Looking back on a favorite Christmas memory

Pat and Pastor Pete’s first Christmas tree. Photo by Pat Van Dyke

I love Christmas! I love the songs. I love the food. I love the decorations. It all brings back such pleasant memories many of which we celebrate with laughter.

I love the See’s Candies but not the chocolate covered cherries or raspberry creams. When I was in 6th grade, I learned the trick of pushing into the bottom of the candy and if it was soft and had even a twinge of red, I quickly returned it to the box to wait for the rest of my family. This has served me well for the past 60 years!

Then there are the songs. I remember the Christmas that I lost both of my front teeth and my parents had me sing “All I Want for Christmas is My Two Front Teeth” over and over again until all I really wanted for Christmas was my two front teeth so that I would never have to sing that song again!

But best of all are the decorations. I love the lights, the ornaments, the bells and especially the fake snow. After living in the Midwest for my college years and the first eight years of our marriage, I now am so grateful for the fake snow! Real snow is cold, slippery and messy. Fake snow is warm, soft and clean. Why anyone would yearn for a “White Christmas” is beyond me! A “Green Christmas” makes much more sense to me. When you are a child, you get bicycles, roller skates and jump ropes. As an adult you get cash! I prefer the “green gift.” I really think we need to push “Going Green for Christmas.”
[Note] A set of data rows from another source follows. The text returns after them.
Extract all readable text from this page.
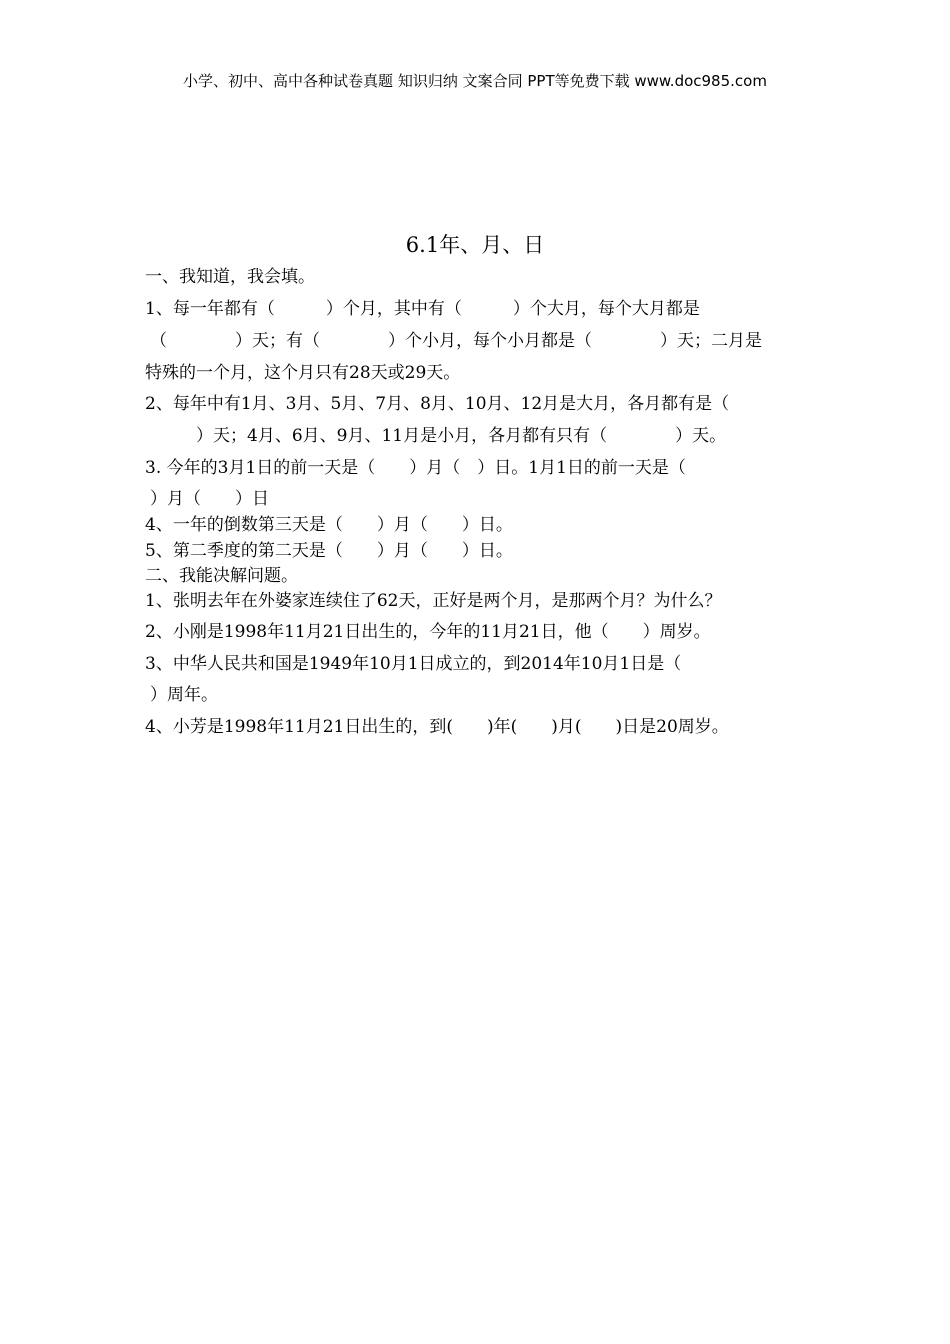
小学、初中、高中各种试卷真题 知识归纳 文案合同 PPT等免费下载 www.doc985.com
6.1年、月、日
一、我知道，我会填。
1、每一年都有（　　　）个月，其中有（　　　）个大月，每个大月都是
（　　　　）天；有（　　　　）个小月，每个小月都是（　　　　）天；二月是
特殊的一个月，这个月只有28天或29天。
2、每年中有1月、3月、5月、7月、8月、10月、12月是大月，各月都有是（
　　　）天；4月、6月、9月、11月是小月，各月都有只有（　　　　）天。
3. 今年的3月1日的前一天是（　　）月（　）日。1月1日的前一天是（
）月（　　）日
4、一年的倒数第三天是（　　）月（　　）日。
5、第二季度的第二天是（　　）月（　　）日。
二、我能决解问题。
1、张明去年在外婆家连续住了62天，正好是两个月，是那两个月？为什么？
2、小刚是1998年11月21日出生的，今年的11月21日，他（　　）周岁。
3、中华人民共和国是1949年10月1日成立的，到2014年10月1日是（
）周年。
4、小芳是1998年11月21日出生的，到(　　)年(　　)月(　　)日是20周岁。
When I look back, my favorite Christmas memory is our first Christmas tree. Our first Christmas as a married couple, 50 years ago, found Pastor Pete and me in Michigan and on a very limited budget. We lived on eggs and bread because meat was a luxury. We were both full-time students with part-time jobs which did not allow any extra funds to spend on anything. A Christmas tree was out of the question! Buying a tree for $3 was not even considered for one second — until the 24th of December! On that day, we arrived at the grocery store to discover that there was one tree left in the Christmas tree lot. It was a sad little three-foot tree with a crooked top, missing limbs and a price tag that said 89 cents.

We began to think about our plight. We were spending Christmas with just the two of us. All of our friends had gone home to their family, but our families were both on the West Coast with miles and miles of snow-covered, slippery roads between us. Heavens, even if Scrooge never came to his senses, Bob Cratchit’s family in “The Christmas Carol” was going to have a better Christmas Day than we were.
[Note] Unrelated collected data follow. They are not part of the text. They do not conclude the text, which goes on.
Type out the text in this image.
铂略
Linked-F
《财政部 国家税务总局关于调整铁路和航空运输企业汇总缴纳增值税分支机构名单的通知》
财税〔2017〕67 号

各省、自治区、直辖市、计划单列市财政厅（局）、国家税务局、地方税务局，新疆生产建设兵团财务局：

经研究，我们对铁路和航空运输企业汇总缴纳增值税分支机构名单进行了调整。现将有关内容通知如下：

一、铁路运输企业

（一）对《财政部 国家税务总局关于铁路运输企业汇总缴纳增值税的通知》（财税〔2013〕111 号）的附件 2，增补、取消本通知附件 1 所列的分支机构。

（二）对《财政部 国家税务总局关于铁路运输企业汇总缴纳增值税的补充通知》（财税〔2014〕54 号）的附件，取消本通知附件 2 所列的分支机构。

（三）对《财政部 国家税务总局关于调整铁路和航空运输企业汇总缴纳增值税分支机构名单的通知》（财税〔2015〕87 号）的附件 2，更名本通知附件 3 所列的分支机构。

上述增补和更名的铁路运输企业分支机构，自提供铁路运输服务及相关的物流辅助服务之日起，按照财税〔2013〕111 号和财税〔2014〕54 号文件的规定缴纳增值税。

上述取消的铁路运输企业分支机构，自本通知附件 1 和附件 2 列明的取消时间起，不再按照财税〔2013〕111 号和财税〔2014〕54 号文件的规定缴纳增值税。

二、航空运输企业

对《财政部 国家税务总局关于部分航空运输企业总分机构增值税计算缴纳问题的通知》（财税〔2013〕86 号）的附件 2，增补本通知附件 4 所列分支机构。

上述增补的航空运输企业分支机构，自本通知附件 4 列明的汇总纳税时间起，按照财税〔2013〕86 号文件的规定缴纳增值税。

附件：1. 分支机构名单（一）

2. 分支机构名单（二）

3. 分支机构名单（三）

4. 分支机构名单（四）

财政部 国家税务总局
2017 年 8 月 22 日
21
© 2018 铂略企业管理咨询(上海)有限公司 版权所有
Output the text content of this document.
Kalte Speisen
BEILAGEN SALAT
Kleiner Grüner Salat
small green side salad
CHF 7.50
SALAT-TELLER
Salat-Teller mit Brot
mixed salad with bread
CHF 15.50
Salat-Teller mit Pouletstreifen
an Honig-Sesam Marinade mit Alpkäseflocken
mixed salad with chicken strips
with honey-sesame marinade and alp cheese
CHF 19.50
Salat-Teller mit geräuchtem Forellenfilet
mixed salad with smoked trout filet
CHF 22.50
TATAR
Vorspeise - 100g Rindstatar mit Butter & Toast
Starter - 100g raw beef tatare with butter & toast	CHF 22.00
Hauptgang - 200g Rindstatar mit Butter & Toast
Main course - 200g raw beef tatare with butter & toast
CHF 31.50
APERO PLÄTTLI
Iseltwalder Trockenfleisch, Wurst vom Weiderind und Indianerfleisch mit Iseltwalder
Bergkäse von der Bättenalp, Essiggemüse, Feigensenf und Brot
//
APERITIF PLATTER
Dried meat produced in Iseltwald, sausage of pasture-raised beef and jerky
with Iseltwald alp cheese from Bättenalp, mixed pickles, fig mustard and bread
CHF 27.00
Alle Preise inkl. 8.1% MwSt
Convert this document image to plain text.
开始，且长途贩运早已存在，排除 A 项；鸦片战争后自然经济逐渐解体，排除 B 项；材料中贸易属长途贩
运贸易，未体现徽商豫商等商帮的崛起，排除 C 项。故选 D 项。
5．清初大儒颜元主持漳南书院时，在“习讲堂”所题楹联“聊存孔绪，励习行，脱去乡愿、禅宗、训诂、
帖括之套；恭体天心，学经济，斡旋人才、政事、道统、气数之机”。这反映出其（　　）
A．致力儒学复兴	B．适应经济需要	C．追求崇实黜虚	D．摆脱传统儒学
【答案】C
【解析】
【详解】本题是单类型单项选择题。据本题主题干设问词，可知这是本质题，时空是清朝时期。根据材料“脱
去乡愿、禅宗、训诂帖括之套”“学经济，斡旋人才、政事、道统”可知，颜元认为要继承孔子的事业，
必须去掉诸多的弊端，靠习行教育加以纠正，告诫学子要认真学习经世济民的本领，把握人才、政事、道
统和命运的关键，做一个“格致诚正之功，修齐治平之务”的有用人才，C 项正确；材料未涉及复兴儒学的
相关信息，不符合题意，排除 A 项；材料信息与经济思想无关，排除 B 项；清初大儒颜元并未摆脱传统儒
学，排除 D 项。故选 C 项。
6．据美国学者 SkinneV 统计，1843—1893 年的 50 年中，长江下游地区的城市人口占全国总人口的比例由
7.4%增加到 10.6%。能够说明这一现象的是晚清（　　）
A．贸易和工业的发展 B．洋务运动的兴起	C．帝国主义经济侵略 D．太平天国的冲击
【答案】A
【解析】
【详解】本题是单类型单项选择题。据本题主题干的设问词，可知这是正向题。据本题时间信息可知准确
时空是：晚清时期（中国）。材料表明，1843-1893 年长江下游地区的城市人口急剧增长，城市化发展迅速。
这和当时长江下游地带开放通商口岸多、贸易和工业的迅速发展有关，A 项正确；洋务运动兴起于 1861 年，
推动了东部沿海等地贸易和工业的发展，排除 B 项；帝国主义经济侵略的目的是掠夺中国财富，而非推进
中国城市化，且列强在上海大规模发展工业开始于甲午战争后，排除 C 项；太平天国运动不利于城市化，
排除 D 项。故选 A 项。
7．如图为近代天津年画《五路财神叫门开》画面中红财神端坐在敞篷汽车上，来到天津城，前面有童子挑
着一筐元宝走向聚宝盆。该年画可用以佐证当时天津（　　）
We decided to splurge and buy the tree. That meant we had to cross the margarine off our shopping list (butter was always out of the question), turn down the heat in our apartment and wear coats.; but we had a tree. It had a crooked top but it was a Christmas tree!

Next was the need for decorations. Before we left the shopping area, we went into the dime store, where you could sometimes find things for a dime and scoured the discount bins. We found a string of lights with two blubs missing, a box of 12 ornaments with three missing, a half strand of foil garland and an opened package of “angel hair” all marked “free.” Our final purchase was a treetop ornament and a bag of balloons.

Fifty years ago, angel hair was all the rage for Christmas decorations; however, I doubted if many angels had hair made of fiberglass that made you itch for three days after you placed it on the tree and would wind itself around the knobs of your nearby black and white TV. The TV which was hooked to an antenna on the roof. Whenever we wanted to turn to another station, Pastor Pete would have to run outside in the snow, grab the rope tied to the antenna and move it east or west, depending on which way the wind was blowing around the buildings in Grand Rapids.

We carried the tree up the stairs to our second story apartment, which was upstairs of a 100-year-old house, leaving a trail of pine needles behind and placed it on a stool to make it look taller than its three feet. We now had a five-foot tree! Next, Pastor Pete trimmed the top of the tree to make it look straighter and placed the trimmed branches in the open areas below. It seemed fine until we stepped back. We didn’t have a Christmas tree, we had a Christmas ball, a Christmas pine ball!

Being from California, we recognized the obvious shape of a tumble weed but figured that if any of our new-found friends here Michigan stopped by they would have never seen a tumbleweed and would never make that association. After all, they didn’t know what a taco was, and they never put thousand island dressing on their hamburgers; so if they recognized the “tumbleweed shape,” we could convince them that everything in California grew that way, pine trees and all!

We “decked our tree” with lights, balloons, ornaments, garland, and angel hair and a 39-cent treetop. That Christmas Eve we splurged. We had hot chocolate (made out of powdered milk because it was cheaper), chicken-fried hamburger steaks and canned green beans. After dinner, we went outside to look at our presents to one another which we didn’t wrap because two weeks before we had placed them on the rear axle of our car: two snow tires.

It was a good Christmas, a very good Christmas!